The velocity of an object only really has meaning when it is expressed relative to a set of axes or 'frame of reference'.

We usually consider the motion of objects moving relative to the Earth, but since the Earth is orbiting the Sun and the Sun is moving through the Galaxy this is a purely arbitrary concept. When dealing with more than one body in motion the problem is complex - consider the difficulties in sending the space probe Giotto to rendezvous with Halley's comet many millions of miles away!
We should always specify the frame of reference relative to which an object is moving.

Think about the case where both bodies are moving relative to a third. A simple example would be where the motions of both bodies are in the same straight line - for instance, two cars travelling along a motorway. If both cars are travelling in the same direction, one at 25 ms^-1 and the other at 35 ms^-1 then their relative velocity is 10 ms^-1 (by vector addition).

If they are moving in opposite directions, however, the relative velocity of one car with respect to the other is therefore 60ms-1 (See Figure 1).

What we are effectively doing is considering one car to be at rest and finding the velocity of the other car in that frame of reference. To do this we must add the negative of the velocity of one car to both cars' velocities. This effectively brings one to rest and we then consider the velocity of the other car relative to it.

The situation is a little more complex when the motion of the two objects is not in the same straight line. Consider the case shown in Figure 2.

Here the two cars are still moving at the same speeds but this time at right angles to each other as they approach a junction.

The relative velocity is found by using a vector triangle.


If we add the negative of the velocity of the red car (-25) to both the velocity of the red car and the green car we can imagine the red car to be at rest and then find the velocity of the green car relative to it. (See Figure 3).

This is most easily done by drawing the vector diagram. The resultant shown by the vector R is the velocity of the green car relative to the red car.
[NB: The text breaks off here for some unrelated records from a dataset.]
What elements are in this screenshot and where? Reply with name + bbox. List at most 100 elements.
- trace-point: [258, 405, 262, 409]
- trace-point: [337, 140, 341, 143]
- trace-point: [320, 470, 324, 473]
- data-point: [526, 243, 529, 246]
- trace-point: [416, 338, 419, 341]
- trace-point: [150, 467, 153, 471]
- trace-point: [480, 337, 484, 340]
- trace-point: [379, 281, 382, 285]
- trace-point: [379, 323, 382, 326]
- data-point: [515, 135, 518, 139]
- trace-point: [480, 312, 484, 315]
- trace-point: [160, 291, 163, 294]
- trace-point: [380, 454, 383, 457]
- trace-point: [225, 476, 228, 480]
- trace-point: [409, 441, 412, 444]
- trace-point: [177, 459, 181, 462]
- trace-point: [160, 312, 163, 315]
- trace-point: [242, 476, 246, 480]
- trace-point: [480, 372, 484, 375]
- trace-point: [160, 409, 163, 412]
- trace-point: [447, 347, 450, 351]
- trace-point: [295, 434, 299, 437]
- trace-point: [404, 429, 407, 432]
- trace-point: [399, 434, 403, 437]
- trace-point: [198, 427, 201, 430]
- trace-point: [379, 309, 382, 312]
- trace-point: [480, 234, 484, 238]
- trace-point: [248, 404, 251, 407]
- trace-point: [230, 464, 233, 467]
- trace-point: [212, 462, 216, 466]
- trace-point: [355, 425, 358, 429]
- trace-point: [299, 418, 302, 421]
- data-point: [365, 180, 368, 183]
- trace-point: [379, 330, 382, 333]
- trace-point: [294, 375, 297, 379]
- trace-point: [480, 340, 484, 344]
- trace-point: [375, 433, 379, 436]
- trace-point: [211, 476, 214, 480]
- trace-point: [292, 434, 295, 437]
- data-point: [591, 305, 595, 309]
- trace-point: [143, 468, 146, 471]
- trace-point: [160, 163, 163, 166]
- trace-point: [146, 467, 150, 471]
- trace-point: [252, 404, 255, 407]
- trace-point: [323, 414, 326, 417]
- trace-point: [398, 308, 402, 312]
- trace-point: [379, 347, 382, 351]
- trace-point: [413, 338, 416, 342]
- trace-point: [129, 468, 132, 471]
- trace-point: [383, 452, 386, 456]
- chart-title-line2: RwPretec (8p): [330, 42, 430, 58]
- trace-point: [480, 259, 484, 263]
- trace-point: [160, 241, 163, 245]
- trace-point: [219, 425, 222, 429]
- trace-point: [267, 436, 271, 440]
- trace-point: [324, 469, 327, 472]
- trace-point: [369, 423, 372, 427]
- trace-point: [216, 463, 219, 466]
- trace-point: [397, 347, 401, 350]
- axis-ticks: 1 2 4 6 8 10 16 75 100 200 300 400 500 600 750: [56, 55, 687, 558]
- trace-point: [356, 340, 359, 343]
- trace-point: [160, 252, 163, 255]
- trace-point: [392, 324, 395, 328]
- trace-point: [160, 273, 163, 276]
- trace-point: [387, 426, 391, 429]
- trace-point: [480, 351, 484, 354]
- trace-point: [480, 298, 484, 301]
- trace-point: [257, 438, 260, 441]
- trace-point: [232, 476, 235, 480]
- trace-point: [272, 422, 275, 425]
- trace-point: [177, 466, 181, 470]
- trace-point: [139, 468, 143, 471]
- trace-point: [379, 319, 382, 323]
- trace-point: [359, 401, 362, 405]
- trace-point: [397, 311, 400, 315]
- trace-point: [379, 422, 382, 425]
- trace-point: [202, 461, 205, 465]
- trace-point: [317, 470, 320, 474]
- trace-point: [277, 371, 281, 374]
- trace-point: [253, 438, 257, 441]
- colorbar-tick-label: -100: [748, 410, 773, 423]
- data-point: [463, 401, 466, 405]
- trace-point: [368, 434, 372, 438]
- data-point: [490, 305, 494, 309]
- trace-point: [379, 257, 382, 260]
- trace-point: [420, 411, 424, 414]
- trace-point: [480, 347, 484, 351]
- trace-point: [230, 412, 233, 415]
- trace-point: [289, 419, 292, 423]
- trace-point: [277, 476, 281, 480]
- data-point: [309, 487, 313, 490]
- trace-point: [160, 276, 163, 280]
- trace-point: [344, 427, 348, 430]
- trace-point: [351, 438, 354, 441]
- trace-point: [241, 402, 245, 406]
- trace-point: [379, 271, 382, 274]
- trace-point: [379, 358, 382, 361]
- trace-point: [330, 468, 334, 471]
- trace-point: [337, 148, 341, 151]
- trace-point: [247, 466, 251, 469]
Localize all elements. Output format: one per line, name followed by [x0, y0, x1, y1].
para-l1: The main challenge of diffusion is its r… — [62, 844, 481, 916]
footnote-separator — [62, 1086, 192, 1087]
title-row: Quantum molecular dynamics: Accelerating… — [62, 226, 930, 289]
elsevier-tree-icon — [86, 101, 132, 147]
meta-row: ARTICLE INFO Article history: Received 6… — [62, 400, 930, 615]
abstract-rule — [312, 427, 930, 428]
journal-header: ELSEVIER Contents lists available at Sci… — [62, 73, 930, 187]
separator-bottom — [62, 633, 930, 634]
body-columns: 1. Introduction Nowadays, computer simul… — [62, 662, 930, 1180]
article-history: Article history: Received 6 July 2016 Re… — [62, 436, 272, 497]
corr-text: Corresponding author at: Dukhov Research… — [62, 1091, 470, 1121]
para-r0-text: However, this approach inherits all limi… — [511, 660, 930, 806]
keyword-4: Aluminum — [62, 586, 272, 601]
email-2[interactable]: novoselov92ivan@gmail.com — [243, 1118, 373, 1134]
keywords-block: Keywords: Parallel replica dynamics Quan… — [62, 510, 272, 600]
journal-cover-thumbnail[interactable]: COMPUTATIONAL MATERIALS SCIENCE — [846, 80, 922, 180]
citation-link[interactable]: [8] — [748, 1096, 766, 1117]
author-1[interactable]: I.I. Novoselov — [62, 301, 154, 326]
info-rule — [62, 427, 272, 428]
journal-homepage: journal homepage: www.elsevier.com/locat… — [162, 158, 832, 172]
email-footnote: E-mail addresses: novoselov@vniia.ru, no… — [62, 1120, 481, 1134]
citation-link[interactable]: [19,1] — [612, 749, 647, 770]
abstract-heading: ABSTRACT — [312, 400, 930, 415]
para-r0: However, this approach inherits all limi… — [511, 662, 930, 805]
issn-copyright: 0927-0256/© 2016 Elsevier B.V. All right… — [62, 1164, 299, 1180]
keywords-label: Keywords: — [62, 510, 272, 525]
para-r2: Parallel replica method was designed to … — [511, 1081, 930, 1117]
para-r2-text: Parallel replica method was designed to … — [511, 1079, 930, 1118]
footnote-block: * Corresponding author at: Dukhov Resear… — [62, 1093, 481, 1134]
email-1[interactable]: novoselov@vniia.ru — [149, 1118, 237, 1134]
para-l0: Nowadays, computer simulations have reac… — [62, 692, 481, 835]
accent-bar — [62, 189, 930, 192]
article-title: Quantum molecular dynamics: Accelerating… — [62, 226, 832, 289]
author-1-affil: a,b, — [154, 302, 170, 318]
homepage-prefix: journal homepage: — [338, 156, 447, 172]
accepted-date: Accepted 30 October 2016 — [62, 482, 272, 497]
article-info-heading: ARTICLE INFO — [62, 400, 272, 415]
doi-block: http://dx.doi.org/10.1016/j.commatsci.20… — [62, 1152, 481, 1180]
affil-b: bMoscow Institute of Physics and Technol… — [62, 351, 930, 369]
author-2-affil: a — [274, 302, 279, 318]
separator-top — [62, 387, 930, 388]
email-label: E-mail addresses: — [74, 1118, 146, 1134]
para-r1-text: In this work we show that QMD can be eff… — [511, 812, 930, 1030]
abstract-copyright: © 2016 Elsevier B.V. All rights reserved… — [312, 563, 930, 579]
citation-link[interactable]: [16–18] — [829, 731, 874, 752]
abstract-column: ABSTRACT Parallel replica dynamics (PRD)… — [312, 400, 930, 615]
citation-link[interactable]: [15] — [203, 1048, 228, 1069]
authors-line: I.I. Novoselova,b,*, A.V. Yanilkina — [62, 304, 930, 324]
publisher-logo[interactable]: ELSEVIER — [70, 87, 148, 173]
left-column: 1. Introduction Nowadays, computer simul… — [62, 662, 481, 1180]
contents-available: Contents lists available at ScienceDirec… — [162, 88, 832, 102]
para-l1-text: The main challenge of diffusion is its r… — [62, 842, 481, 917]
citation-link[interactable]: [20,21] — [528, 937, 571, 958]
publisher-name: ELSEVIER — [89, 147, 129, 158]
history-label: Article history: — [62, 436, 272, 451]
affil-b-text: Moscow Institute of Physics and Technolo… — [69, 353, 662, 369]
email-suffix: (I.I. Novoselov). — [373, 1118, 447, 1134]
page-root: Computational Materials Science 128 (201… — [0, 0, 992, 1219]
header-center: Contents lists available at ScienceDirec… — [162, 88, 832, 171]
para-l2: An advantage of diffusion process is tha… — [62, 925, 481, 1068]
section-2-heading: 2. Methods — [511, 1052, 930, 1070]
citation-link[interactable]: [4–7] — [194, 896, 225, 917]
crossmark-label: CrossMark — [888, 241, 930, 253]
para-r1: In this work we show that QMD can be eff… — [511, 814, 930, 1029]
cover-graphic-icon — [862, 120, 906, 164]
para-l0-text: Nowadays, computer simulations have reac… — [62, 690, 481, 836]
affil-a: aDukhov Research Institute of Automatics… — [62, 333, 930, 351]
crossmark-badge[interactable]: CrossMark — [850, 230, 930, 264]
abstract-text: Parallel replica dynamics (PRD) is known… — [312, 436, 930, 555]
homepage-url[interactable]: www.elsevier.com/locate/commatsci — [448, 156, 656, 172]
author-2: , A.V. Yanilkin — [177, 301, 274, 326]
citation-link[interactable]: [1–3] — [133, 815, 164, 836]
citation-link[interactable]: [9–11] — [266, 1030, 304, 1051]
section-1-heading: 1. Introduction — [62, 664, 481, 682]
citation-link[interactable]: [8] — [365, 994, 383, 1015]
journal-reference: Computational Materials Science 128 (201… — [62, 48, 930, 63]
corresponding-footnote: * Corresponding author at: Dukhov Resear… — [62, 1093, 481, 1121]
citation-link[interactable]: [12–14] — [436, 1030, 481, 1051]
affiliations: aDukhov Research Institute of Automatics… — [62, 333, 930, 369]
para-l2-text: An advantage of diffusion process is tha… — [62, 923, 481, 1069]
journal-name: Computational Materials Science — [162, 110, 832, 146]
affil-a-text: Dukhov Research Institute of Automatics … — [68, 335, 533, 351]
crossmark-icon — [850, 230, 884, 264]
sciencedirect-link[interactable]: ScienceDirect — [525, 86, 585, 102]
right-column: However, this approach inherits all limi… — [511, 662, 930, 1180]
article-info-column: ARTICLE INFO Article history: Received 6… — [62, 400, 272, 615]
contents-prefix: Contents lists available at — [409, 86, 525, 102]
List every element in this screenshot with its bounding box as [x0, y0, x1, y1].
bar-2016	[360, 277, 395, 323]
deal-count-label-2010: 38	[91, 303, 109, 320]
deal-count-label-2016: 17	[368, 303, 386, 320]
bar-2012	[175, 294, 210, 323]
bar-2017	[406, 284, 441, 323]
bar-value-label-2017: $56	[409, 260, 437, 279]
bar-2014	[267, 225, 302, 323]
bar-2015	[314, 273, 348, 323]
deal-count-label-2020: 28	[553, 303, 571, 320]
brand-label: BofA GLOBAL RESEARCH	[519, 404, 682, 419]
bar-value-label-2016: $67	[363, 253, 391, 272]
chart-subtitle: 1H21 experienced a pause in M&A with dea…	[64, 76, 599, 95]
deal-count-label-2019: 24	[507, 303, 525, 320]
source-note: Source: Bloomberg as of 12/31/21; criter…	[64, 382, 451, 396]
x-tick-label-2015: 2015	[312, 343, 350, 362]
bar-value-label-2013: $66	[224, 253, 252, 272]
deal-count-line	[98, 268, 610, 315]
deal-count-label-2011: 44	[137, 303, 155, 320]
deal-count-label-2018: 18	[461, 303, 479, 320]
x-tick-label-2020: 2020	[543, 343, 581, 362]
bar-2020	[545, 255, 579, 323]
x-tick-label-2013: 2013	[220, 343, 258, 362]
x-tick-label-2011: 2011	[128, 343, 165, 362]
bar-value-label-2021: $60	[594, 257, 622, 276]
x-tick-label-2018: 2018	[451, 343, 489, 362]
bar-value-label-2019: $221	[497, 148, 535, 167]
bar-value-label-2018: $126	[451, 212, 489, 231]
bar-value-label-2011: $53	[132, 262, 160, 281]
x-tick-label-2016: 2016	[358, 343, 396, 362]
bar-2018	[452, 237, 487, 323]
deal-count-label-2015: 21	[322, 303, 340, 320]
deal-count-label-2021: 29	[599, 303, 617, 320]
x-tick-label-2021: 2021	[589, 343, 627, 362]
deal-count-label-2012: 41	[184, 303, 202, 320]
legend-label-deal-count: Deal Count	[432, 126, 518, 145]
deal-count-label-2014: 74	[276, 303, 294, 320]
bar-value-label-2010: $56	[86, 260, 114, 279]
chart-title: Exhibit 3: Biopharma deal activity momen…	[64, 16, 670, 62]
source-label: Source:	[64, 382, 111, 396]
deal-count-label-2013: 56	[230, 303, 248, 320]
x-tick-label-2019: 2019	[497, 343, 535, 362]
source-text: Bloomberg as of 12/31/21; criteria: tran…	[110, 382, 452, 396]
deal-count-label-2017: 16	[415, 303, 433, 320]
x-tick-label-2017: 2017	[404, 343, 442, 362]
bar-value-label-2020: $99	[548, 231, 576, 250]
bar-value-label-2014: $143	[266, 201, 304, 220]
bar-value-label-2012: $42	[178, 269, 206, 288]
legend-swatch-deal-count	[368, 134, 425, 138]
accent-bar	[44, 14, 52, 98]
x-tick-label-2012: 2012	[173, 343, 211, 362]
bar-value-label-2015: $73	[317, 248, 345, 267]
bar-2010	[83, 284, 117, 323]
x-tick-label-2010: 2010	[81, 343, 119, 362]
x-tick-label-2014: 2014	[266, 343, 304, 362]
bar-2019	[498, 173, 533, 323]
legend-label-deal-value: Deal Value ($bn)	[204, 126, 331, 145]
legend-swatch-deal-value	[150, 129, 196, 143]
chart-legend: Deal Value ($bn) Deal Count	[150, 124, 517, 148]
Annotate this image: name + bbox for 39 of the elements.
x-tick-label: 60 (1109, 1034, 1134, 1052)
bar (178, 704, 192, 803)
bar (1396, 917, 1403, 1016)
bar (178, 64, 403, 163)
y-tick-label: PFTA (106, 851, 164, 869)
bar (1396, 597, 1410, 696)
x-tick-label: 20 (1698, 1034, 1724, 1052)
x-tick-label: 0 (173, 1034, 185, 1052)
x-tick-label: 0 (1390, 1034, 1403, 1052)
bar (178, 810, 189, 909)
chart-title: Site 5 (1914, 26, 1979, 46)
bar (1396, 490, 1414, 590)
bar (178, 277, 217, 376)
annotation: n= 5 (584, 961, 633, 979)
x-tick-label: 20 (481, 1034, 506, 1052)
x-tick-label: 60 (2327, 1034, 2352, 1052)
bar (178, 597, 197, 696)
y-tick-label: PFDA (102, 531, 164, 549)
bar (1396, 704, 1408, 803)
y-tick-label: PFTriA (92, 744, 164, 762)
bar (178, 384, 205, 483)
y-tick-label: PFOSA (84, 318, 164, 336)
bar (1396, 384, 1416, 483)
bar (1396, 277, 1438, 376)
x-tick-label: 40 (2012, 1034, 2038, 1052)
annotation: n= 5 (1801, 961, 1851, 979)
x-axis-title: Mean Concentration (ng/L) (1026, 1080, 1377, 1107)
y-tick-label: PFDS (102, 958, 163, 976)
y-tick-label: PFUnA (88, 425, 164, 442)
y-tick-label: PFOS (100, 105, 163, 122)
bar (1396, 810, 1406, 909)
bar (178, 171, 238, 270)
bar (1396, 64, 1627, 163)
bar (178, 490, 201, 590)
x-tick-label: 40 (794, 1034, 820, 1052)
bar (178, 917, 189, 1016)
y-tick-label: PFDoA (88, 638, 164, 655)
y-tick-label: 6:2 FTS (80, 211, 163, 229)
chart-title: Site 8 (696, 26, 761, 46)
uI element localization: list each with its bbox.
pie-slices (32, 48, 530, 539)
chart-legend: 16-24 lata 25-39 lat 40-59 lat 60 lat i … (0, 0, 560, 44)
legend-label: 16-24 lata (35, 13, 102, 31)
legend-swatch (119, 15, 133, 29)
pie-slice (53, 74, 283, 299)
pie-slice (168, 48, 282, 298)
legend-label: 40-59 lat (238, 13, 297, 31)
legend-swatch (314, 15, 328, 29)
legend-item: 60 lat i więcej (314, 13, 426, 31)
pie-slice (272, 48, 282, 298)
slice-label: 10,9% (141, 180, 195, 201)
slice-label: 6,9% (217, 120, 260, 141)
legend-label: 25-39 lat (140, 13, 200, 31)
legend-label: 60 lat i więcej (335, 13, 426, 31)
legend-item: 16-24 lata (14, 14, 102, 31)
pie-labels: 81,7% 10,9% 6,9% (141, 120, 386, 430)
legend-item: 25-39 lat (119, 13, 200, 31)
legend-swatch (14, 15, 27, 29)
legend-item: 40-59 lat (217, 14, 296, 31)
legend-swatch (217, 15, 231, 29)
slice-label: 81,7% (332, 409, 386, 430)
In our example the velocity of the green car relative to the red car is 43 ms^-1 and in a direction of 325 ^o.


Think about the result and see if it matches your common sense view of how you would see the green car moving if you were in the red car. It would seem to be moving up the page and towards the left. It does actually fit the result!

Relative motion at angles other than 90^o

We will consider the case where the cars are not moving at right angles to each other.
In fact we will not consider cars at all but the two aeroplanes shown in Figure 4 (a).


To find the velocity of plane A relative to plane B we must 'make plane B stationary'. We do this by adding the negative of plane B's velocity to both planes. If we were on plane B it would be like making that plane stop and we would then see plane A moving relative to us. This is done in Figure 4(b).